Aside from cementing Bryan Murray’s future as a key part of the Ottawa Senators braintrust going forward, the signing of Craig Anderson will result in another undeniable eventuality.
That is, of course, if you’re a cynic.
In signing a four-year, $12.75 million extension with the Senators Tuesday, Anderson has basically just thrown his career down the sinkhole. That’s because, historically speaking, Ottawa has been a place for goaltenders to watch their careers die, particularly after making a long-term commitment to the organization.
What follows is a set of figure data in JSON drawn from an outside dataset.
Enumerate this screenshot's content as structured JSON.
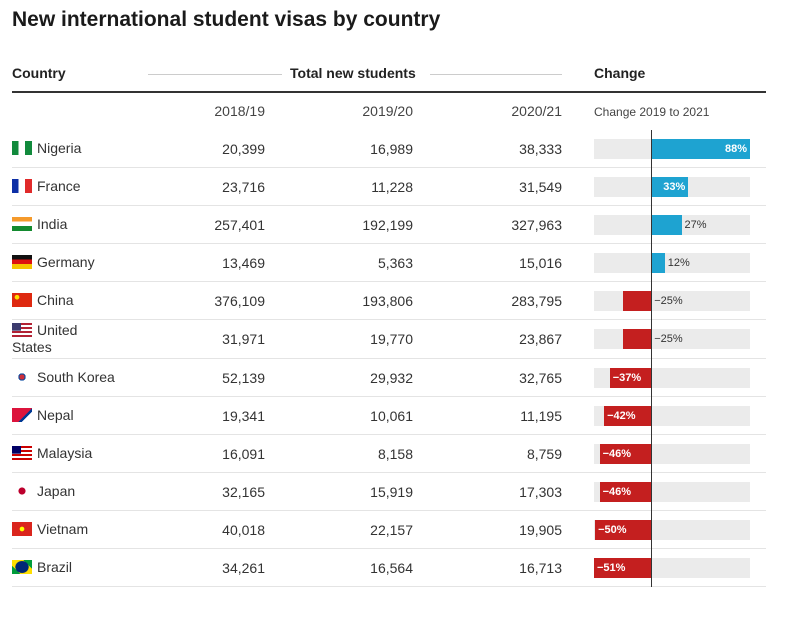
{
  "table": {
    "title": "New international student visas by country",
    "header": {
      "country": "Country",
      "group": "Total new students",
      "change": "Change"
    },
    "columns": [
      "2018/19",
      "2019/20",
      "2020/21",
      "Change 2019 to 2021"
    ],
    "rows": [
      {
        "country": "Nigeria",
        "y2018": "20,399",
        "y2019": "16,989",
        "y2020": "38,333",
        "change": 88,
        "change_label": "88%"
      },
      {
        "country": "France",
        "y2018": "23,716",
        "y2019": "11,228",
        "y2020": "31,549",
        "change": 33,
        "change_label": "33%"
      },
      {
        "country": "India",
        "y2018": "257,401",
        "y2019": "192,199",
        "y2020": "327,963",
        "change": 27,
        "change_label": "27%"
      },
      {
        "country": "Germany",
        "y2018": "13,469",
        "y2019": "5,363",
        "y2020": "15,016",
        "change": 12,
        "change_label": "12%"
      },
      {
        "country": "China",
        "y2018": "376,109",
        "y2019": "193,806",
        "y2020": "283,795",
        "change": -25,
        "change_label": "−25%"
      },
      {
        "country": "United States",
        "y2018": "31,971",
        "y2019": "19,770",
        "y2020": "23,867",
        "change": -25,
        "change_label": "−25%"
      },
      {
        "country": "South Korea",
        "y2018": "52,139",
        "y2019": "29,932",
        "y2020": "32,765",
        "change": -37,
        "change_label": "−37%"
      },
      {
        "country": "Nepal",
        "y2018": "19,341",
        "y2019": "10,061",
        "y2020": "11,195",
        "change": -42,
        "change_label": "−42%"
      },
      {
        "country": "Malaysia",
        "y2018": "16,091",
        "y2019": "8,158",
        "y2020": "8,759",
        "change": -46,
        "change_label": "−46%"
      },
      {
        "country": "Japan",
        "y2018": "32,165",
        "y2019": "15,919",
        "y2020": "17,303",
        "change": -46,
        "change_label": "−46%"
      },
      {
        "country": "Vietnam",
        "y2018": "40,018",
        "y2019": "22,157",
        "y2020": "19,905",
        "change": -50,
        "change_label": "−50%"
      },
      {
        "country": "Brazil",
        "y2018": "34,261",
        "y2019": "16,564",
        "y2020": "16,713",
        "change": -51,
        "change_label": "−51%"
      }
    ]
  }
}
Will Anderson follow the well-beaten path to the goaltending graveyard that was forged by former saviours Patrick Lalime, Martin Gerber, Ray Emery and, most recently, Pascal Leclaire? Heck, the Senators even made Hall of Famer and arguably the greatest goaltender of all-time, Dominik Hasek, look as though he was playing dodgeball instead of goal.
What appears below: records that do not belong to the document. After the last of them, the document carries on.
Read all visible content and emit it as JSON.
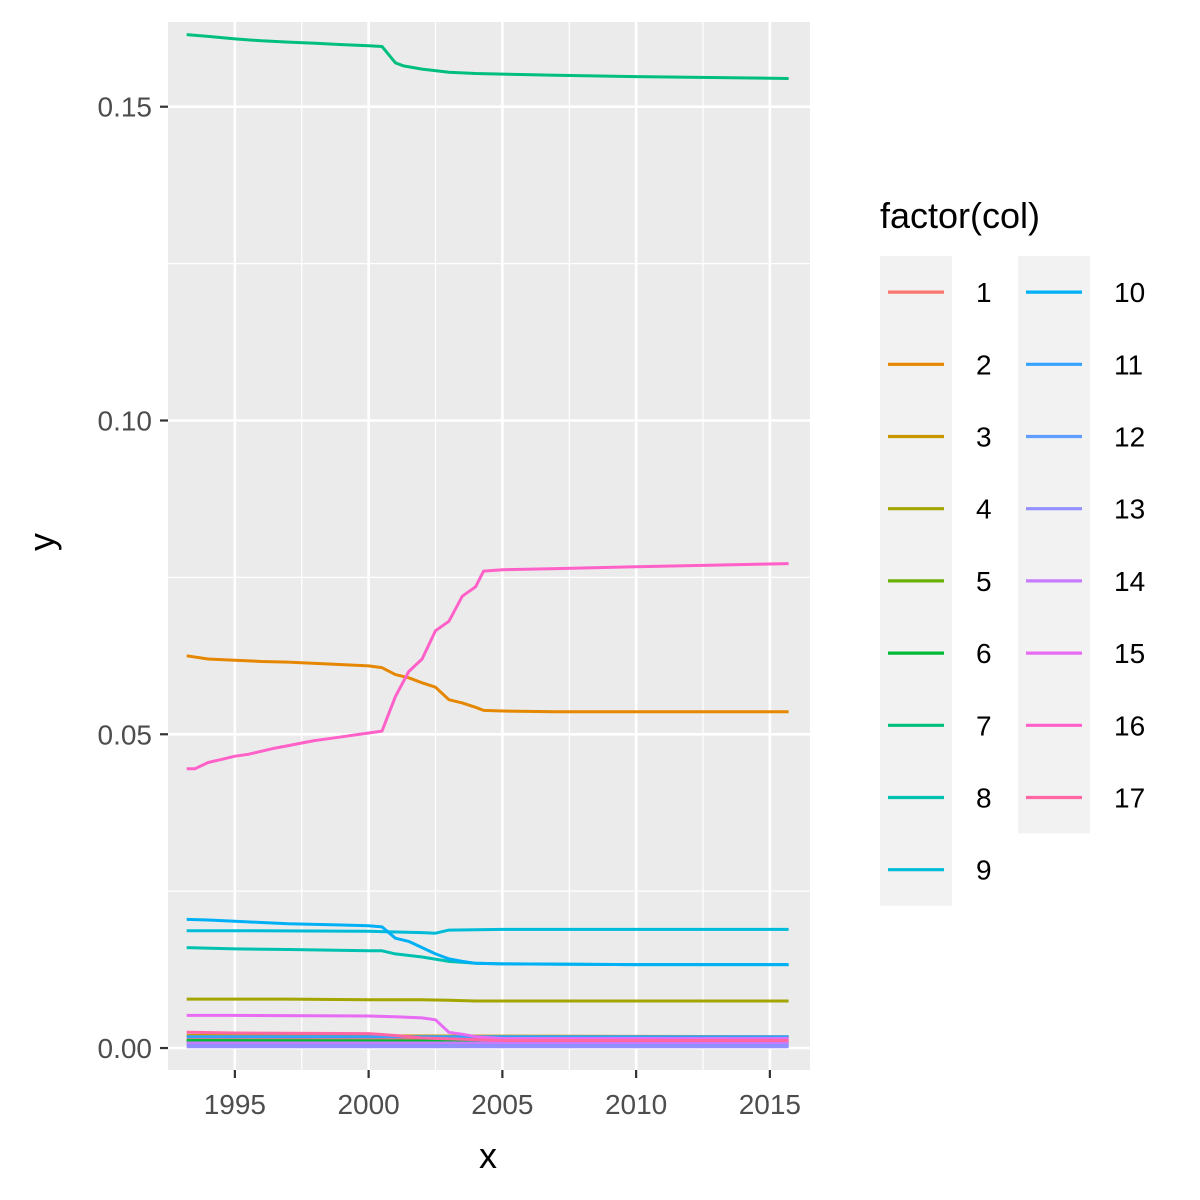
{
  "chart_data": {
    "type": "line",
    "title": "",
    "xlabel": "x",
    "ylabel": "y",
    "xlim": [
      1992.5,
      2016.5
    ],
    "ylim": [
      -0.0035,
      0.1635
    ],
    "x_ticks": [
      1995,
      2000,
      2005,
      2010,
      2015
    ],
    "x_tick_labels": [
      "1995",
      "2000",
      "2005",
      "2010",
      "2015"
    ],
    "y_ticks": [
      0,
      0.05,
      0.1,
      0.15
    ],
    "y_tick_labels": [
      "0.00",
      "0.05",
      "0.10",
      "0.15"
    ],
    "grid": true,
    "legend": {
      "title": "factor(col)",
      "placement": "right",
      "columns": 2
    },
    "series": [
      {
        "name": "1",
        "color": "#F8766D",
        "x": [
          1993.2,
          2015.7
        ],
        "y": [
          0.0015,
          0.0015
        ]
      },
      {
        "name": "2",
        "color": "#E58700",
        "x": [
          1993.2,
          1994,
          1995,
          1996,
          1997,
          1998,
          1999,
          2000,
          2000.5,
          2001,
          2001.5,
          2002,
          2002.5,
          2003,
          2003.5,
          2004,
          2004.3,
          2005,
          2007,
          2010,
          2015.7
        ],
        "y": [
          0.0625,
          0.062,
          0.0618,
          0.0616,
          0.0615,
          0.0613,
          0.0611,
          0.0609,
          0.0606,
          0.0595,
          0.059,
          0.0582,
          0.0575,
          0.0555,
          0.055,
          0.0543,
          0.0538,
          0.0537,
          0.0536,
          0.0536,
          0.0536
        ]
      },
      {
        "name": "3",
        "color": "#C99800",
        "x": [
          1993.2,
          2015.7
        ],
        "y": [
          0.002,
          0.0018
        ]
      },
      {
        "name": "4",
        "color": "#A3A500",
        "x": [
          1993.2,
          1997,
          2000,
          2002,
          2003,
          2004,
          2005,
          2010,
          2015.7
        ],
        "y": [
          0.0078,
          0.0078,
          0.0077,
          0.0077,
          0.0076,
          0.0075,
          0.0075,
          0.0075,
          0.0075
        ]
      },
      {
        "name": "5",
        "color": "#6BB100",
        "x": [
          1993.2,
          2015.7
        ],
        "y": [
          0.001,
          0.0008
        ]
      },
      {
        "name": "6",
        "color": "#00BA38",
        "x": [
          1993.2,
          2015.7
        ],
        "y": [
          0.0012,
          0.001
        ]
      },
      {
        "name": "7",
        "color": "#00BF7D",
        "x": [
          1993.2,
          1994,
          1995,
          1996,
          1997,
          1998,
          1999,
          2000,
          2000.5,
          2001,
          2001.3,
          2002,
          2003,
          2004,
          2005,
          2007,
          2010,
          2015.7
        ],
        "y": [
          0.1615,
          0.1612,
          0.1608,
          0.1605,
          0.1603,
          0.1601,
          0.1599,
          0.1597,
          0.1596,
          0.157,
          0.1565,
          0.156,
          0.1555,
          0.1553,
          0.1552,
          0.155,
          0.1548,
          0.1545
        ]
      },
      {
        "name": "8",
        "color": "#00C0AF",
        "x": [
          1993.2,
          1995,
          1997,
          2000,
          2000.5,
          2001,
          2002,
          2003,
          2004,
          2005,
          2010,
          2015.7
        ],
        "y": [
          0.016,
          0.0158,
          0.0157,
          0.0155,
          0.0155,
          0.015,
          0.0145,
          0.0138,
          0.0135,
          0.0134,
          0.0133,
          0.0133
        ]
      },
      {
        "name": "9",
        "color": "#00BCD8",
        "x": [
          1993.2,
          1995,
          2000,
          2002,
          2002.5,
          2003,
          2005,
          2010,
          2015.7
        ],
        "y": [
          0.0187,
          0.0187,
          0.0186,
          0.0184,
          0.0183,
          0.0188,
          0.0189,
          0.0189,
          0.0189
        ]
      },
      {
        "name": "10",
        "color": "#00B0F6",
        "x": [
          1993.2,
          1994,
          1995,
          1996,
          1997,
          1998,
          1999,
          2000,
          2000.5,
          2001,
          2001.5,
          2002,
          2002.5,
          2003,
          2003.5,
          2004,
          2005,
          2010,
          2015.7
        ],
        "y": [
          0.0205,
          0.0204,
          0.0202,
          0.02,
          0.0198,
          0.0197,
          0.0196,
          0.0195,
          0.0193,
          0.0175,
          0.017,
          0.016,
          0.015,
          0.0142,
          0.0138,
          0.0135,
          0.0134,
          0.0133,
          0.0133
        ]
      },
      {
        "name": "11",
        "color": "#35A2FF",
        "x": [
          1993.2,
          2015.7
        ],
        "y": [
          0.0018,
          0.0018
        ]
      },
      {
        "name": "12",
        "color": "#619CFF",
        "x": [
          1993.2,
          2015.7
        ],
        "y": [
          0.0005,
          0.0005
        ]
      },
      {
        "name": "13",
        "color": "#9590FF",
        "x": [
          1993.2,
          2015.7
        ],
        "y": [
          0.0002,
          0.0002
        ]
      },
      {
        "name": "14",
        "color": "#C77CFF",
        "x": [
          1993.2,
          2015.7
        ],
        "y": [
          0.0008,
          0.0008
        ]
      },
      {
        "name": "15",
        "color": "#E76BF3",
        "x": [
          1993.2,
          1995,
          2000,
          2001,
          2002,
          2002.5,
          2003,
          2003.5,
          2004,
          2005,
          2015.7
        ],
        "y": [
          0.0052,
          0.0052,
          0.0051,
          0.005,
          0.0048,
          0.0045,
          0.0025,
          0.0022,
          0.0018,
          0.0015,
          0.0015
        ]
      },
      {
        "name": "16",
        "color": "#FF61C9",
        "x": [
          1993.2,
          1993.5,
          1994,
          1994.5,
          1995,
          1995.5,
          1996,
          1996.5,
          1997,
          1997.5,
          1998,
          1998.5,
          1999,
          1999.5,
          2000,
          2000.5,
          2001,
          2001.5,
          2002,
          2002.5,
          2003,
          2003.5,
          2004,
          2004.3,
          2005,
          2007,
          2010,
          2015.7
        ],
        "y": [
          0.0445,
          0.0445,
          0.0455,
          0.046,
          0.0465,
          0.0468,
          0.0473,
          0.0478,
          0.0482,
          0.0486,
          0.049,
          0.0493,
          0.0496,
          0.0499,
          0.0502,
          0.0505,
          0.056,
          0.06,
          0.062,
          0.0665,
          0.068,
          0.072,
          0.0735,
          0.076,
          0.0762,
          0.0764,
          0.0767,
          0.0772
        ]
      },
      {
        "name": "17",
        "color": "#FF67A4",
        "x": [
          1993.2,
          1995,
          2000,
          2001,
          2002,
          2005,
          2010,
          2015.7
        ],
        "y": [
          0.0025,
          0.0024,
          0.0023,
          0.002,
          0.0016,
          0.0012,
          0.0012,
          0.0012
        ]
      }
    ]
  }
}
One thing is certain, 11 games in a Senators uniform is a very, very small body of work on which to award such a lucrative and long contract. But you’d have to think the Senators didn’t give Anderson such an enormous reward based solely on how he has played for them since being acquired for Brian Elliott - another member of the Senators goaltending alumni club.
On the other hand, though, the Senators haven’t had this kind of goaltending since Emery’s best days with the organization. With a 6-4-0 record and a .940 save percentage going into Tuesday’s game against the Carolina Hurricanes, Anderson has given the Senators some hope their rebuild won’t be one that is painfully long. For as long as Anderson has been around, he hasn’t even celebrated his 30th birthday yet and he plays a position where many of his contemporaries have some of their best success in their 30s.
And that, in its essence, is the key to the Anderson signing. Despite the disastrous season, the Senators have the distinct feeling they’re closer to creeping back into the ranks of contenders than they are to an extended tenure among the NHL’s bottom feeders.
Anderson, and the goaltending he provides the Senators over the next four seasons, will go a long way toward determining how long that process will take. That’s because nothing can elevate or bring down an organization more dramatically than the quality of its goaltending.
The Senators know that better than anyone.